SINGAPORE: A Singaporean man who returned from Batam in the early days of the COVID-19 pandemic last year initially refused to a sign a stay-home notice form, claiming he was not required to serve one.
He finally accepted that he had to serve a 14-day stay-home notice after Immigration and Checkpoints Authority (ICA) officers explained the situation to him, but said he did not want to serve one as he would be in Singapore for only a few days.
He was eventually issued a stay-home notice after saying he would stay at his sister's house in Singapore, but instead went to work as a security guard at a grocery distributor nearly every day of his notice period.
Rozman Abdul Rahman, 41, was given seven weeks' jail on Thursday (Dec 2) for one count under the Infectious Diseases Act of exposing others to the risk of infection.
The court heard that Rozman returned to Singapore from Batam on a ferry on Mar 20 last year.
At the Singapore Cruise Centre, he initially refused to sign a stay-home notice form, claiming he had read from the Health Ministry's website that the restriction would apply only from 11.59pm that night and was not applicable to him.
Contrary to his claim, the Government had required all individuals arriving in Singapore from Mar 16, 2020, to serve a 14-day stay-home notice.

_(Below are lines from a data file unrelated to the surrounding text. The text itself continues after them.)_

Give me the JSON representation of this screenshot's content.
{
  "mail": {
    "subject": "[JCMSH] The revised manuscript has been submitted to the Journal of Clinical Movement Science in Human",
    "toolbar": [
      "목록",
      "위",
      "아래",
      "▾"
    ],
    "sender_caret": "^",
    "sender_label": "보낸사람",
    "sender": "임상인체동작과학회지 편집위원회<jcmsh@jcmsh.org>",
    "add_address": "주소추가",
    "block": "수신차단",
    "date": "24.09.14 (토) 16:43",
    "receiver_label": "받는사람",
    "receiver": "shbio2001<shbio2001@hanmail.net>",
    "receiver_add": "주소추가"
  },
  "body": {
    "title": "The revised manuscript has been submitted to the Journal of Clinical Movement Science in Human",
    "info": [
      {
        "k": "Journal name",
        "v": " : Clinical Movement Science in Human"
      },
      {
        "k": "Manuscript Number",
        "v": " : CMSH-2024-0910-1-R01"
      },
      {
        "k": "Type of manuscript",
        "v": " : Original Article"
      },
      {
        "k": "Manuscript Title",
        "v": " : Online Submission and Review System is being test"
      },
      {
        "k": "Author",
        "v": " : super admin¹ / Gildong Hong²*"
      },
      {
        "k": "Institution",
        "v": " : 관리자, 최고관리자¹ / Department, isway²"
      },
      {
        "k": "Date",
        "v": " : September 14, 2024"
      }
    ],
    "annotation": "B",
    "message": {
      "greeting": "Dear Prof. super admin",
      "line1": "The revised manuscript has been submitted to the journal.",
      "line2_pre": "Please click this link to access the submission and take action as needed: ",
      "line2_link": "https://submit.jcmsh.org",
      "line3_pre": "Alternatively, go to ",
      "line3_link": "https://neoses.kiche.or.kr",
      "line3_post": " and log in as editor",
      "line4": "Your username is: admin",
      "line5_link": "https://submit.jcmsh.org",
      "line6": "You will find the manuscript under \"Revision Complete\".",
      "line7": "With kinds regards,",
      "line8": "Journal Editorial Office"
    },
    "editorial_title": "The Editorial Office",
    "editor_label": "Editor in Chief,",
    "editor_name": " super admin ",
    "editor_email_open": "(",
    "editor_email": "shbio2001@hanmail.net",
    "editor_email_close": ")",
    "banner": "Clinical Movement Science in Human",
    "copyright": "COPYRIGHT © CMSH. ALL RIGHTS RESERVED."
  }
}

Rozman was directed to an ICA deputy team leader and senior officer, who explained the situation to him and showed him the MOH website detailing the travel restrictions.
Rozman finally accepted that he had to serve a stay-home notice if he wanted to enter Singapore, explaining to the ICA officer that he did not want to serve one as he was going to stay in the country for only two to three days.
He said he lived in Malaysia but worked in Singapore, and would shuttle between the two countries.
When asked where he would serve the stay-home notice, Rozman wrote down his sister's address.
He asked the officer if there was any way he could avoid serving a stay-home notice, and was told he could return to Batam, but he did not want to do so.
After being briefed on the requirements of the stay-home notice, Rozman signed and acknowledged it, indicating that he understood that he may be prosecuted if he failed to comply with it.
Instead of going to his sister's address, Rozman lived on the streets, first at a multi-storey car park behind Chinatown Point, then along a walkway near VivoCity. Eventually, he moved to a homeless shelter.
He reported to work nearly every day during his stay-home notice, from Mar 20 to Mar 30 last year and again from Apr 1 to Apr 3 last year. He worked as a night-shift security officer at Grocery Logistic of Singapore in Joo Koon Circle.
He was paired with another security guard and did not tell his company about his stay-home notice.
ICA officers visited his sister's home on Apr 3, 2020 and discovered that he had never been there and that he was not in contact with his sister.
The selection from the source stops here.